Background Checks

There was a very interesting article in the online version of the Indianapolis Business Journal which should prove to every employer that things are not always as they seem.  This is from the October 15th edition of the online version of the IBJ.

Here’s the first line from the piece: “The CEO of Indianapolis-based Stonegate Mortgage Corp., one of the nation’s fastest-growing publicly traded mortgage companies, did not earn a degree from Indiana University as his company profile claims.”

The story goes on to report, “James J. Cutillo’s executive biography on the Stonegate website says he “holds a Bachelor of Science Degree in finance from Indiana University’s Kelley School of Business.”  However, later, “An IU spokesman who researched the matter at IBJ’s request said Cutillo does not hold an IU degree.  The school said he attended IU through the IUPUI campus in Indianapolis from the fall of 1989 to the spring of 1992 but was never conferred a degree.”

It seems that “Cutillo took the company public last year [2013] on the New York Stock Exchange with a $114 million initial public offering.”

The problem here, of course, is that Cutillo started the company along with his wife, so he wasn’t “hired” by anyone and the deception may be nothing more that resume inflation, but it’s still a deception that should never have occurred.  Without the deception, however, one can only be left to wonder if Cutillo could have built his company into “one of the nation’s fastest-growing publicly traded mortgage companies.”

The deception also raises understandable doubts about other possible exaggerations the company founder may have made along the way.  While some may try to minimize what could be called a “minor” deception, a lie is still a lie; and Cutillo had to know the claim of earning an IU degree was false.
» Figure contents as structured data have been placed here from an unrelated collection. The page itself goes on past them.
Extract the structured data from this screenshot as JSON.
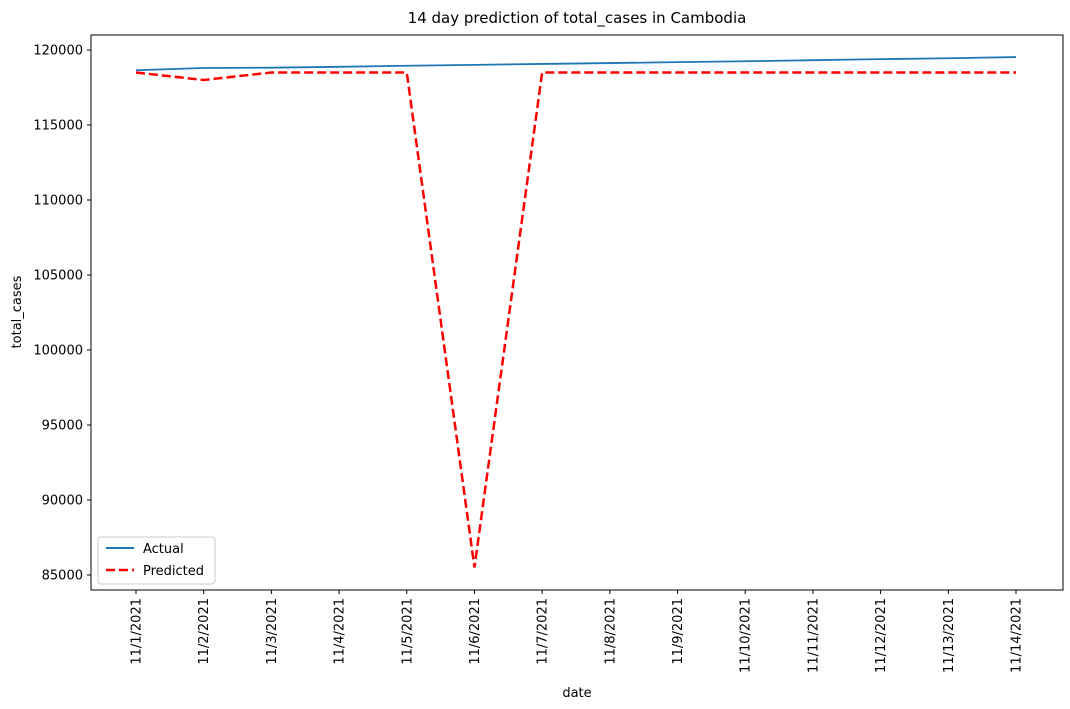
{
  "chart_data": {
    "type": "line",
    "title": "14 day prediction of total_cases in Cambodia",
    "xlabel": "date",
    "ylabel": "total_cases",
    "categories": [
      "11/1/2021",
      "11/2/2021",
      "11/3/2021",
      "11/4/2021",
      "11/5/2021",
      "11/6/2021",
      "11/7/2021",
      "11/8/2021",
      "11/9/2021",
      "11/10/2021",
      "11/11/2021",
      "11/12/2021",
      "11/13/2021",
      "11/14/2021"
    ],
    "ylim": [
      84000,
      121000
    ],
    "yticks": [
      85000,
      90000,
      95000,
      100000,
      105000,
      110000,
      115000,
      120000
    ],
    "legend_position": "lower-left",
    "grid": false,
    "series": [
      {
        "name": "Actual",
        "color": "#1f77b4",
        "style": "solid",
        "values": [
          118650,
          118800,
          118820,
          118880,
          118950,
          119010,
          119070,
          119130,
          119190,
          119250,
          119320,
          119390,
          119450,
          119530
        ]
      },
      {
        "name": "Predicted",
        "color": "#ff0000",
        "style": "dashed",
        "values": [
          118500,
          118000,
          118500,
          118500,
          118500,
          85500,
          118500,
          118500,
          118500,
          118500,
          118500,
          118500,
          118500,
          118500
        ]
      }
    ]
  }
}
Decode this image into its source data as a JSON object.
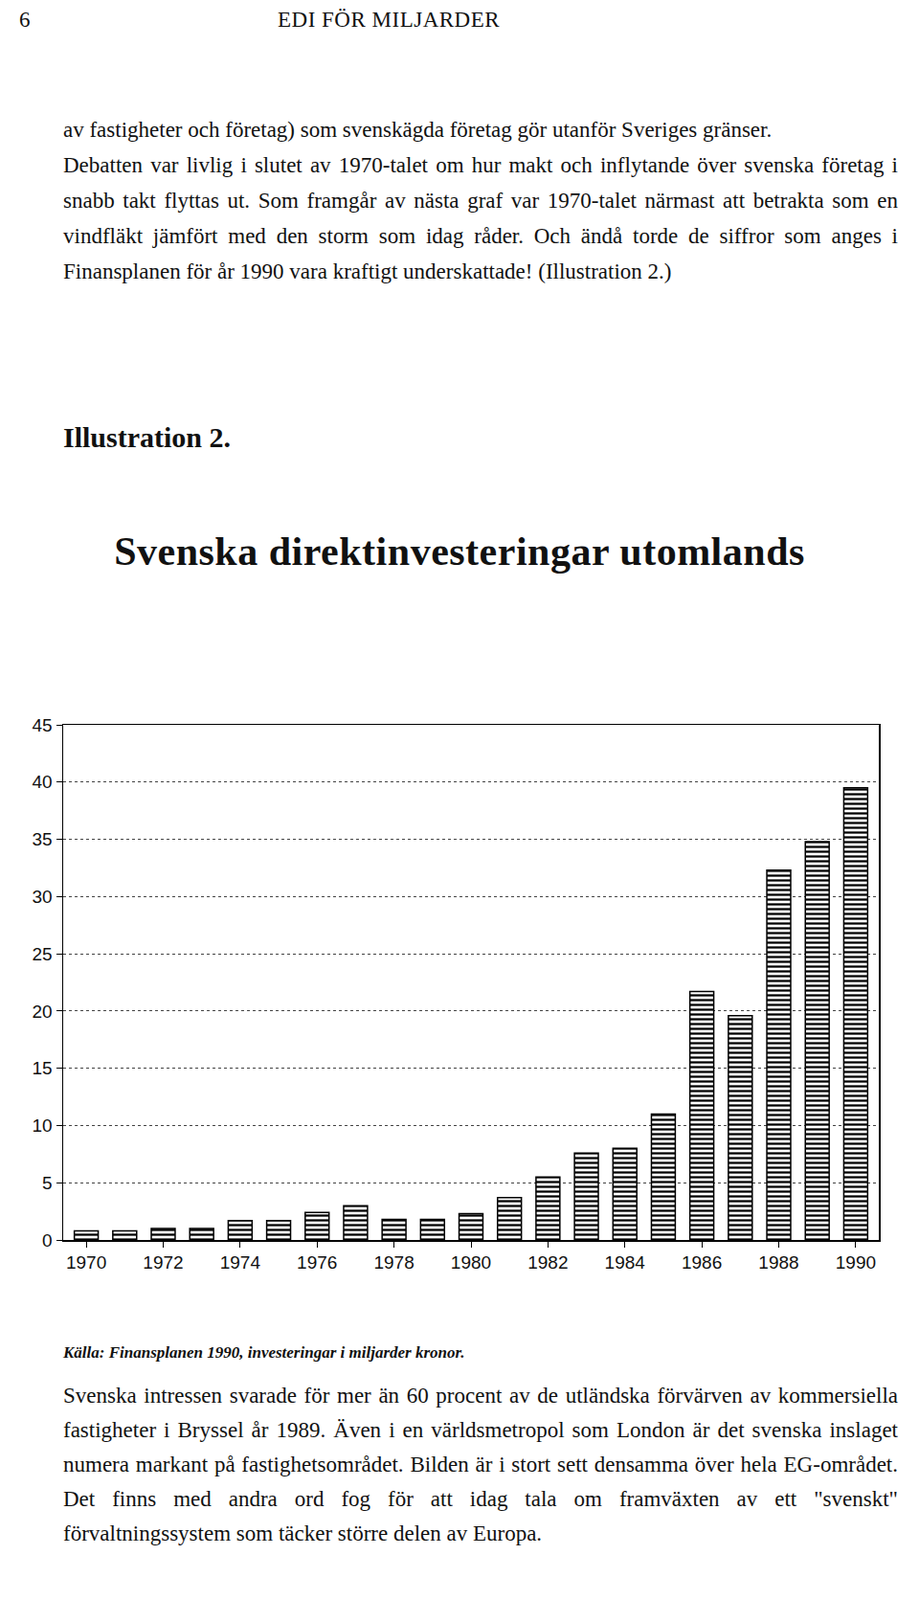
{
  "header": {
    "page_number": "6",
    "title": "EDI FÖR MILJARDER"
  },
  "paragraphs_top": [
    "av fastigheter och företag) som svenskägda företag gör utanför Sveriges gränser.",
    "Debatten var livlig i slutet av 1970-talet om hur makt och inflytande över svenska företag i snabb takt flyttas ut. Som framgår av nästa graf var 1970-talet närmast att betrakta som en vindfläkt jämfört med den storm som idag råder. Och ändå torde de siffror som anges i Finansplanen för år 1990 vara kraftigt underskattade! (Illustration 2.)"
  ],
  "illustration_label": "Illustration 2.",
  "chart_data": {
    "type": "bar",
    "title": "Svenska direktinvesteringar utomlands",
    "x": [
      1970,
      1971,
      1972,
      1973,
      1974,
      1975,
      1976,
      1977,
      1978,
      1979,
      1980,
      1981,
      1982,
      1983,
      1984,
      1985,
      1986,
      1987,
      1988,
      1989,
      1990
    ],
    "values": [
      0.8,
      0.8,
      1.0,
      1.0,
      1.7,
      1.7,
      2.4,
      3.0,
      1.8,
      1.8,
      2.3,
      3.7,
      5.5,
      7.6,
      8.0,
      11.0,
      21.7,
      19.6,
      32.3,
      34.8,
      39.5
    ],
    "color": "#000000",
    "xlim": [
      1969.4,
      1990.6
    ],
    "xticks": [
      1970,
      1972,
      1974,
      1976,
      1978,
      1980,
      1982,
      1984,
      1986,
      1988,
      1990
    ],
    "ylim": [
      0,
      45
    ],
    "yticks": [
      0,
      5,
      10,
      15,
      20,
      25,
      30,
      35,
      40,
      45
    ],
    "grid": true
  },
  "source": "Källa: Finansplanen 1990, investeringar i miljarder kronor.",
  "paragraphs_bottom": [
    "Svenska intressen svarade för mer än 60 procent av de utländska förvärven av kommersiella fastigheter i Bryssel år 1989. Även i en världsmetropol som London är det svenska inslaget numera markant på fastighetsområdet. Bilden är i stort sett densamma över hela EG-området. Det finns med andra ord fog för att idag tala om framväxten av ett \"svenskt\" förvaltningssystem som täcker större delen av Europa."
  ]
}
The lesson to be learned is that very little should ever be taken for granted when contemplating entering into any type of business dealings with another person.  It’s always better to check and be sure that all the information someone claims about himself is true.  It’s difficult to say what, if any, the ramifications of this incident will be.  One thing is certain, however, it’s better to check and be sure than to assume and be sorry – particularly when it’s so quick and easy for professionals to verify information like the accuracy of a degree claimed!